Под ногами лежали две черные семерки и морда, и шансы были один против двух. Какая-то давно забытая жизнь выползла из моего подсознания. Толстый тайманец передо мной спрятал в бумажник выигранную серую сотню, уголовник взмахнул коричневой рукой и снова приоткрыл атласный уголок карты. Мне показалось, что на этой карте вся моя жизнь, счастье и слезы, грудь, губы, незнакомые голоса, а что под картой -- боль и осень, и еще много крови, наперед человеку знать это не дано.
ЧАСТЬ ВТОРАЯ
Глава первая
НА АНТРЕСОЛЯХ
Открывая вторую часть своих хроник, я хочу сказать, наконец, что-нибудь позитивное. Я всю жизнь всего стеснялся. Я стеснялся своего косноязычия. Я стеснялся своих неврозов и страхов. Я стеснялся быть русским и бредил Голландией. Я стеснялся быть евреем (быть русским казалось мне недостижимым счастьем). Я стеснялся никем не быть. И вот речь моя постепенно выровнялась. Меня уже давно тошнит и от русских и от евреев. Меня коврижками не заманишь в Голландию! Все суета сует. Придворные кичатся несуществующими дворами, русские -- своей полуразваленной империей, евреи тем, ну в общем тем, чем должны кичиться евреи! Не кичись, человек! Тебе нечем гордиться. Ты мерзко прожил, и все, что ты не успел в своей жизни украсть, с собой в гроб не унесешь! И лучше не желать жены ближнего своего, ни вола его, ни осла его! Женись на разведенной. Мирись с соперником своим в пути, и если он все-таки захочет судиться с тобой из-за рубашки, отдай ему и верхнюю одежду -- пусть несет! Все равно ты не станешь в такую жару напяливать пиджак на голое тело! И помни, что если твой правый глаз смотрит на женщину с вожделением, то лучше вырвать себе правый глаз! И лучше вырвать левый! Ноrribile dictu! Слепой ведет слепого! Но только не обманывай себя! Не удерживай себя подленькой мыслью, что, вырвав оба глаза, ты никогда в жизни не сможешь прочитать свежий номер израильских газет! Во всяком случае, не удерживай себя из-за газеты "Иерусалимские хроники"! Этой газеты больше нет на свете! Есть газеты, которым судьба открыться, есть газеты, которым судьба закрыться, но есть и такие, которые никогда ни одним номером не выходили в свет, даже редкие номера их не желтеют на антресолях у коллекционеров! Лишь где-то в Висконсине, на ферме у гениального старца, валяется кучка неопубликованных материалов, да пачка смет, да вот несколько страниц хроник -- вот все, что осталось от последнего дела, которому я служил!
Глава вторая
АЛКА-ХРОМАЯ
Из неопубликованных материалов "Иерусалимских хроник"

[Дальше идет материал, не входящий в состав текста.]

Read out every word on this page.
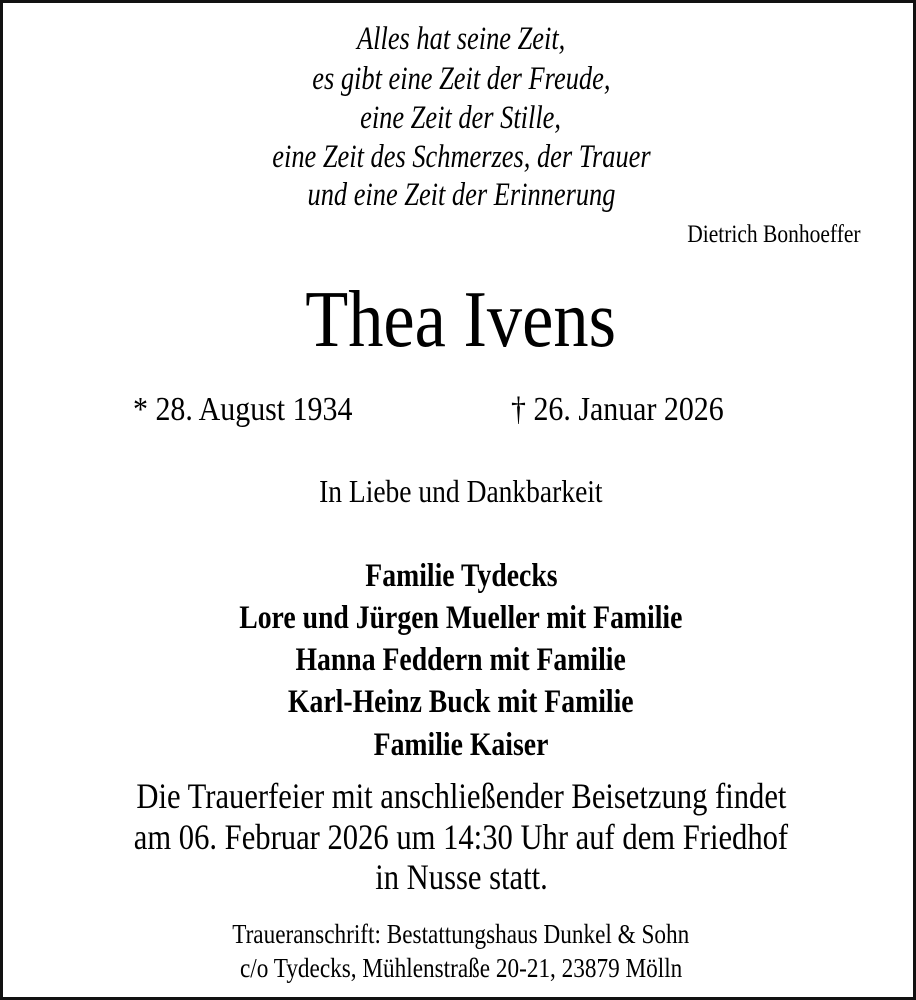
Alles hat seine Zeit,
es gibt eine Zeit der Freude,
eine Zeit der Stille,
eine Zeit des Schmerzes, der Trauer
und eine Zeit der Erinnerung
Dietrich Bonhoeffer
Thea Ivens
* 28. August 1934	† 26. Januar 2026
In Liebe und Dankbarkeit
Familie Tydecks
Lore und Jürgen Mueller mit Familie
Hanna Feddern mit Familie
Karl-Heinz Buck mit Familie
Familie Kaiser
Die Trauerfeier mit anschließender Beisetzung findet
am 06. Februar 2026 um 14:30 Uhr auf dem Friedhof
in Nusse statt.
Traueranschrift: Bestattungshaus Dunkel & Sohn
c/o Tydecks, Mühlenstraße 20-21, 23879 Mölln
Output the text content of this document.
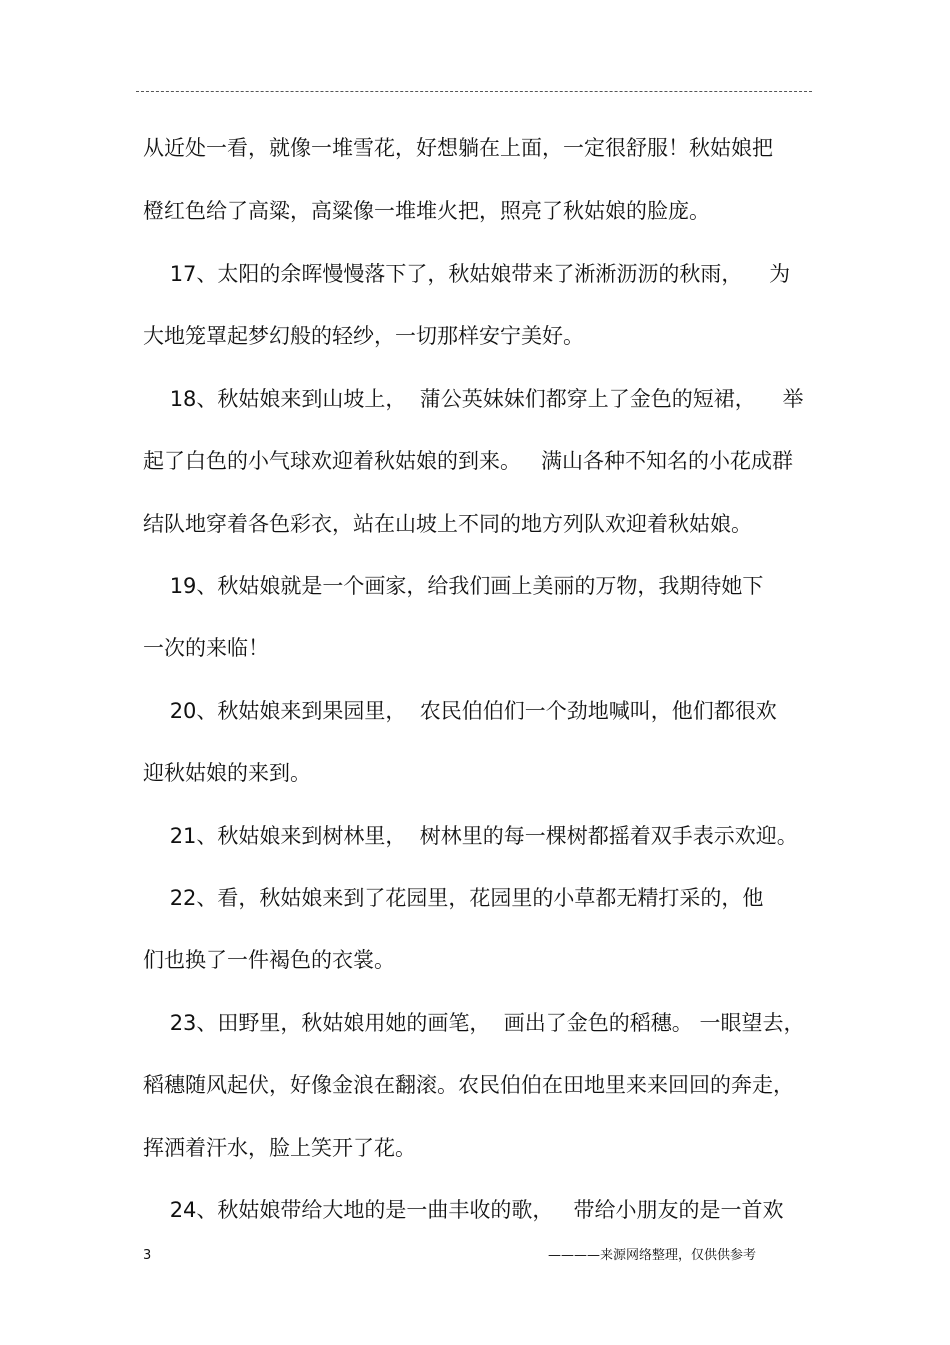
从近处一看，就像一堆雪花，好想躺在上面，一定很舒服！秋姑娘把
橙红色给了高粱，高粱像一堆堆火把，照亮了秋姑娘的脸庞。
17、太阳的余晖慢慢落下了，秋姑娘带来了淅淅沥沥的秋雨，    为
大地笼罩起梦幻般的轻纱，一切那样安宁美好。
18、秋姑娘来到山坡上，  蒲公英妹妹们都穿上了金色的短裙，    举
起了白色的小气球欢迎着秋姑娘的到来。   满山各种不知名的小花成群
结队地穿着各色彩衣，站在山坡上不同的地方列队欢迎着秋姑娘。
19、秋姑娘就是一个画家，给我们画上美丽的万物，我期待她下
一次的来临！
20、秋姑娘来到果园里，  农民伯伯们一个劲地喊叫，他们都很欢
迎秋姑娘的来到。
21、秋姑娘来到树林里，  树林里的每一棵树都摇着双手表示欢迎。
22、看，秋姑娘来到了花园里，花园里的小草都无精打采的，他
们也换了一件褐色的衣裳。
23、田野里，秋姑娘用她的画笔，  画出了金色的稻穗。 一眼望去，
稻穗随风起伏，好像金浪在翻滚。农民伯伯在田地里来来回回的奔走，
挥洒着汗水，脸上笑开了花。
24、秋姑娘带给大地的是一曲丰收的歌，   带给小朋友的是一首欢
3	————来源网络整理，仅供供参考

Речь в рассказе идет о том, что герой живет в каком-то городе, кажется в Херсоне или в Одессе, и выходит как-то вечерком, духота страшная. Непонятно, какой город. Пионерский парк. Кинотеатр "Спартак" с тремя залами. Может быть, Ялта. Речка Учан-Су течет. И герой нормально так выходит из дома и не знает, куда ему податься. И встречает одну девчонку, но она жила не в их дворе, а где-то по соседству. Они были мало знакомы. Так только, переглядывались. Но он знал, что ее зовут Алка-хромая. Не блядь, но ее можно было уговорить. "Я не такая, я жду трамвая!" -- вот без этого. Она была чуть постарше, лет двадцать семь, а он после училища плавал третьим помощником на "Юрии Гагарине". Ну и так далее, и он ее пригласил. Взяли бутылочку вина Абрау-дюрсо, а у него был какой-то друг в гостинице, и как раз в эту ночь этот друг был на работе. И он им бесплатно сделал номер. Только чтобы они не задерживались и ушли в конце смены. Он только сказал: "Боря, нужен номер", и хотел бы я посмотреть, как бы этот Боря им отказал. И как-то они туда поднялись. Девчонка, эта Алка, пошла принять душ, а душ был в конце коридора, а он в это время отпер комнату и обалдел! В комнате было ровно шесть кроватей, и такие стояли станки, что непонятно, что с ними делать. Но он вообще был с художественным вкусом, после училища, и пока она мылась, он половину этих железных кроватей взгромоздил друг на друга, а вторую половину закрыл пикейными одеялами и включил торшер!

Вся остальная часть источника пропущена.